Prieto V G, Reed J A, Shea C R
Department of Pathology, New York Hospital-Cornell Medical Center, New York, USA.
J Cutan Pathol. 1995 Aug;22(4):336-41. doi: 10.1111/j.1600-0560.1995.tb01416.x.
Dermatofibromas (DF) are common, benign skin tumors composed predominantly of cells having elongated nuclei and very scant cytoplasm (i.e., fibroblasts) and capillaries in a collagenous stroma. Some authors distinguish DF from benign fibrous histiocytomas (BFH), which are composed of cells with round to oval nuclei and abundant cytoplasm (i.e., histiocytes). In general, this group of tumors expresses factor XIIIa but not the antigen recognized by MAC 387. However, immunohistochemical differences specifically between DF and BFH have not been reported. We have studied the immunophenotype of 23 lesions having morphologic features predominantly either of DF (17 cases) or BFH (6 cases) using antibodies against desmin (muscle marker), alpha-smooth-muscle actin (muscle and myofibroblast marker), CD68 and HAM56 antigen (markers commonly expressed by macrophages, so called "histiocytic" markers), CD34 (a marker present in hematopoietic, vascular, and occasional dermal dendritic cells), and factor XIIIa (a transglutaminase present in many cells including dermal dendrocytes). Many spindle-shaped cells expressed alpha-smooth-muscle actin while many large, round cells expressed the histiocytic markers. However, most lesions expressed at least focally both alpha-smooth-muscle actin and "histiocytic" markers. Thus a clear-cut distinction between DF and BFH could not be made based on immunophenotype alone. Additionally, the prominent alpha-smooth-muscle actin immunoreactivity and desmin non-reactivity suggests myofibroblastic differentiation in the spindle-cell regions of these tumors, and indicates that expression of alpha-smooth-muscle actin cannot be used as definitive proof of muscle differentiation in spindle-cell tumors. We conclude that DF and BFH are not discrete entities, but represent polar expressions of one nosologic entity exhibiting both myofibroblastic and "histiocytic" differentiation.

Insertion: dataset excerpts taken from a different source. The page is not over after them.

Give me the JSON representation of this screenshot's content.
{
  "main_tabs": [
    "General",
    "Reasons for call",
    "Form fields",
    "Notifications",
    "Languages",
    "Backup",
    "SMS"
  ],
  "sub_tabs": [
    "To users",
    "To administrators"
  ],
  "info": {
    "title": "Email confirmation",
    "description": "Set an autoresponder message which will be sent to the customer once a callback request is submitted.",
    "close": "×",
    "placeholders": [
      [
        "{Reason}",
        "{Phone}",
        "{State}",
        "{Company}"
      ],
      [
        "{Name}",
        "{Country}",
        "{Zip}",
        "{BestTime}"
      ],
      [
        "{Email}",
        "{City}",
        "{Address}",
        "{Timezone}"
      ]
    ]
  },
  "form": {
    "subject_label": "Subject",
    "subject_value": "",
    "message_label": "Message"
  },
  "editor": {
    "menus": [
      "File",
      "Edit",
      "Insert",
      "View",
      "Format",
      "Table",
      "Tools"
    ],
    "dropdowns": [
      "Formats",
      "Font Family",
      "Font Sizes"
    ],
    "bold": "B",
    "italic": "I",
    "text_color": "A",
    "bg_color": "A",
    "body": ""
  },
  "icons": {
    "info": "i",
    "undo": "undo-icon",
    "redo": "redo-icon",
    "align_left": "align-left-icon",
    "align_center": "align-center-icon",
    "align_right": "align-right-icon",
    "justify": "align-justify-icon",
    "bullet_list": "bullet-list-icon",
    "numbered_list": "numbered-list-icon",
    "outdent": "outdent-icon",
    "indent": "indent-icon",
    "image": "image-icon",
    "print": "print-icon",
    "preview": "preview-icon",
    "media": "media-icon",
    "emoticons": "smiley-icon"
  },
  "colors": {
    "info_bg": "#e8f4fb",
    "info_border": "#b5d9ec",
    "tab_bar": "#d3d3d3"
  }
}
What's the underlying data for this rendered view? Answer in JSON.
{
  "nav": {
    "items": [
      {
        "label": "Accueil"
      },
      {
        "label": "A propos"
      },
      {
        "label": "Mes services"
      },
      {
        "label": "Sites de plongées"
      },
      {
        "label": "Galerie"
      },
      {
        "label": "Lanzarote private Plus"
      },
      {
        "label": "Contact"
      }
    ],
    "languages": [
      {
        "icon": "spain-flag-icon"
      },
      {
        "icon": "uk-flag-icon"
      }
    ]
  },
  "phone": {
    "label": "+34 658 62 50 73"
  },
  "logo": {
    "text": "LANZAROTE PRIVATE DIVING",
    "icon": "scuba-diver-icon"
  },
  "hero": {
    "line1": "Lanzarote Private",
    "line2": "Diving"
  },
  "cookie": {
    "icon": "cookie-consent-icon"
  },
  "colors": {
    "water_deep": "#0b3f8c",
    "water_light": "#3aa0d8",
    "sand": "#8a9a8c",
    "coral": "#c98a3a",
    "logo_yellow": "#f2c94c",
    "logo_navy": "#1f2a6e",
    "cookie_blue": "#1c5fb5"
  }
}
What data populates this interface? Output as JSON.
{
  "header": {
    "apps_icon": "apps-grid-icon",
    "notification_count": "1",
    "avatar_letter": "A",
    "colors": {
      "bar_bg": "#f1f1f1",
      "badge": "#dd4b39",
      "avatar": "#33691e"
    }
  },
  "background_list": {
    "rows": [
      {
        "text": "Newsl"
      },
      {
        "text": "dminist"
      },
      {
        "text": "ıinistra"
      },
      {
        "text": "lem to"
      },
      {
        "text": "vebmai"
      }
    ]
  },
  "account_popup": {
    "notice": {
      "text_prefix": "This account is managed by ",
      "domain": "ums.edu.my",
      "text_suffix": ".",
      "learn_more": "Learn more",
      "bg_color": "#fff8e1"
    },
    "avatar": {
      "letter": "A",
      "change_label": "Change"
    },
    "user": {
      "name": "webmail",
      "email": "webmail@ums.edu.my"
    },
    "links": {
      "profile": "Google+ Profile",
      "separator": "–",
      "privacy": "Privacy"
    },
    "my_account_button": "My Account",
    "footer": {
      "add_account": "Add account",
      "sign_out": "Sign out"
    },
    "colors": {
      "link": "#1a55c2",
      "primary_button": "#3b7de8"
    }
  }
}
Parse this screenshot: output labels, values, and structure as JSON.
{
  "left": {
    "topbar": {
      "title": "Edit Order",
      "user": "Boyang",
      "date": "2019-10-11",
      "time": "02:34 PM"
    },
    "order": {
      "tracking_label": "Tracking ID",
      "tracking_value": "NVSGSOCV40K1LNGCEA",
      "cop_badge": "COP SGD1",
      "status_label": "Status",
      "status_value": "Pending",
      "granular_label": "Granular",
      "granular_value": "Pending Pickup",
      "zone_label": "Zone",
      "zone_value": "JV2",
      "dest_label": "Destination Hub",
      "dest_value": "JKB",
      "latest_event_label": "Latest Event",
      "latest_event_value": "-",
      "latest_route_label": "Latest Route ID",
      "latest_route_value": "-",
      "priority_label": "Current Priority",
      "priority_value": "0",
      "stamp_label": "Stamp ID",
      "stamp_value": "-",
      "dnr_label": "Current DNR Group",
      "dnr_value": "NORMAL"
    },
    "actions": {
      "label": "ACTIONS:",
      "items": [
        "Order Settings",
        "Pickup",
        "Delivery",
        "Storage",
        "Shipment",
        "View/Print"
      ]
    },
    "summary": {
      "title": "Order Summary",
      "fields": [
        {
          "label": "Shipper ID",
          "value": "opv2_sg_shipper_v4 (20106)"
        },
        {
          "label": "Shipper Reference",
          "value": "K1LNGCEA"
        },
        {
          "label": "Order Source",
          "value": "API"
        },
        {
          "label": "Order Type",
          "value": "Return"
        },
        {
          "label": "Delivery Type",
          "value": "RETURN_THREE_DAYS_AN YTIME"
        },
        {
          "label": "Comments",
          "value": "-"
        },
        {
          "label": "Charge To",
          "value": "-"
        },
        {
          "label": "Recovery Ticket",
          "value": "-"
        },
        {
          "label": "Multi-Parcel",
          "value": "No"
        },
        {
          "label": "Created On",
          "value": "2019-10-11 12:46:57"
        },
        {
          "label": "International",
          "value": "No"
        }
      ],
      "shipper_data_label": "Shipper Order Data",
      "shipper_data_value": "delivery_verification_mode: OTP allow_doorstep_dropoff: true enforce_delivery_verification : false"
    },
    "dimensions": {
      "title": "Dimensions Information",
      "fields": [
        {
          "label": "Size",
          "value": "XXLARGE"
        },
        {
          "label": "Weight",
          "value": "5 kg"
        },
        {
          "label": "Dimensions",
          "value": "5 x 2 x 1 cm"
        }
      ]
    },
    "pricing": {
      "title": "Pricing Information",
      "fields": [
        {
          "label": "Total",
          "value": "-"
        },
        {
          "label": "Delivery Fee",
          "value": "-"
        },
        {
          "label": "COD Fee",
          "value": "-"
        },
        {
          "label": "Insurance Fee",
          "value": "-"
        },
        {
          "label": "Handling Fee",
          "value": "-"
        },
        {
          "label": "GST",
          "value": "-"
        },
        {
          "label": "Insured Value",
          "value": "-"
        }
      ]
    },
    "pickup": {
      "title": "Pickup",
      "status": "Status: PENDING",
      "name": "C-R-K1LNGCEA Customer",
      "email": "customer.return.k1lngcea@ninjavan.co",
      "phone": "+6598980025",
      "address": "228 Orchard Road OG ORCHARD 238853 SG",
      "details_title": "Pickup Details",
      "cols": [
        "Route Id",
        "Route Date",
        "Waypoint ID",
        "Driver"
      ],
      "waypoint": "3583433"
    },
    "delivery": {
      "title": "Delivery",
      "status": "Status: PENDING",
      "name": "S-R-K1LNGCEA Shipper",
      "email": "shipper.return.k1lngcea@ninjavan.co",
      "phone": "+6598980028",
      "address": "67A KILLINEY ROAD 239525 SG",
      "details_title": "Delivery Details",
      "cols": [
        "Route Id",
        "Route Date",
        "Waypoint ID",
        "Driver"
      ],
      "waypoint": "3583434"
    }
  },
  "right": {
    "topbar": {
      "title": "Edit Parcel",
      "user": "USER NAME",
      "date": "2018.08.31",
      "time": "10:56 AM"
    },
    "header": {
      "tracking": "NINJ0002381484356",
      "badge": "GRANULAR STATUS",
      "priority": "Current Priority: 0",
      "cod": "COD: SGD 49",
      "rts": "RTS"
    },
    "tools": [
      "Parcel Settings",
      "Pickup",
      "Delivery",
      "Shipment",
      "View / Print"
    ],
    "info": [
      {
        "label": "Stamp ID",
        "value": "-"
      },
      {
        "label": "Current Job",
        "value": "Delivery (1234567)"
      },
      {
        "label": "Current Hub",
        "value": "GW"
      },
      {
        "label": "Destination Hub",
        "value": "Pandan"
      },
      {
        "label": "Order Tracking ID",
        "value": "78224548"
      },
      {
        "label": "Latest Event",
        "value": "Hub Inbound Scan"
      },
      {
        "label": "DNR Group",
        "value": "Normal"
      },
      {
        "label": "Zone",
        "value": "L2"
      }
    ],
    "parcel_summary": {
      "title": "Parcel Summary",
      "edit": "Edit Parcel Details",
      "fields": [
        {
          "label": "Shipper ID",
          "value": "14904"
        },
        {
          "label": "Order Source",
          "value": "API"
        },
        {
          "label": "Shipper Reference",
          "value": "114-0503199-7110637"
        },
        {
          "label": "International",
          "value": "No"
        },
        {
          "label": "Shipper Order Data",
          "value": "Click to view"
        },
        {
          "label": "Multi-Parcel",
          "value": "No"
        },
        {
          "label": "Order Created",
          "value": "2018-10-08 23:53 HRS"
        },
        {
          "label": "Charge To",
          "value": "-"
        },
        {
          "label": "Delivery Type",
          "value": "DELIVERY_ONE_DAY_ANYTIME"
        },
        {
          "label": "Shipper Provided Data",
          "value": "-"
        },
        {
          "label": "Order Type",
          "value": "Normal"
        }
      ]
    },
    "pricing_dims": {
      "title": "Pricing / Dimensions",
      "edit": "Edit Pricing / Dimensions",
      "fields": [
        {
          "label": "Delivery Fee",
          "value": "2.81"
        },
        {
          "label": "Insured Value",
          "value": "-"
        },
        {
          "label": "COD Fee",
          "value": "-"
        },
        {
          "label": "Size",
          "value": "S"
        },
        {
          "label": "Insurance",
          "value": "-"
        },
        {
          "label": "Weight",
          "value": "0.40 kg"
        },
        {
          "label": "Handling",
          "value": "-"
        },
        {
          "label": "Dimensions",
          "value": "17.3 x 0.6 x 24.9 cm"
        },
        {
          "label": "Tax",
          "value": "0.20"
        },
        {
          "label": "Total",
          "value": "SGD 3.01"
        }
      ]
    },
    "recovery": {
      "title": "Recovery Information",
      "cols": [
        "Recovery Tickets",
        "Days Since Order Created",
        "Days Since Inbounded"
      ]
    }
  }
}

皮肤纤维瘤(DF)是常见的良性皮肤肿瘤,主要由细胞核呈细长形且细胞质极少的细胞(即成纤维细胞)和胶原基质中的毛细血管组成。一些作者将DF与良性纤维组织细胞瘤(BFH)区分开来,后者由细胞核呈圆形至椭圆形且细胞质丰富的细胞(即组织细胞)组成。一般来说,这组肿瘤表达因子ⅩⅢa,但不表达MAC 387识别的抗原。然而,关于DF和BFH之间具体的免疫组化差异尚未见报道。我们使用抗结蛋白(肌肉标志物)、α - 平滑肌肌动蛋白(肌肉和肌成纤维细胞标志物)、CD68和HAM56抗原(巨噬细胞通常表达的标志物,即所谓的“组织细胞”标志物)、CD34(存在于造血细胞、血管细胞和偶尔的真皮树突状细胞中的标志物)以及因子ⅩⅢa(存在于包括真皮树突状细胞在内的许多细胞中的转谷氨酰胺酶)的抗体,研究了23例主要具有DF形态特征(17例)或BFH形态特征(6例)的病变的免疫表型。许多梭形细胞表达α - 平滑肌肌动蛋白,而许多大的圆形细胞表达组织细胞标志物。然而,大多数病变至少局灶性地同时表达α - 平滑肌肌动蛋白和“组织细胞”标志物。因此,仅基于免疫表型无法明确区分DF和BFH。此外,显著的α - 平滑肌肌动蛋白免疫反应性和结蛋白无反应性提示这些肿瘤的梭形细胞区域存在肌成纤维细胞分化,表明α - 平滑肌肌动蛋白的表达不能作为梭形细胞肿瘤中肌肉分化的确切证据。我们得出结论,DF和BFH并非截然不同的实体,而是代表了一个疾病实体的两极表达,该实体同时表现出肌成纤维细胞和“组织细胞”分化。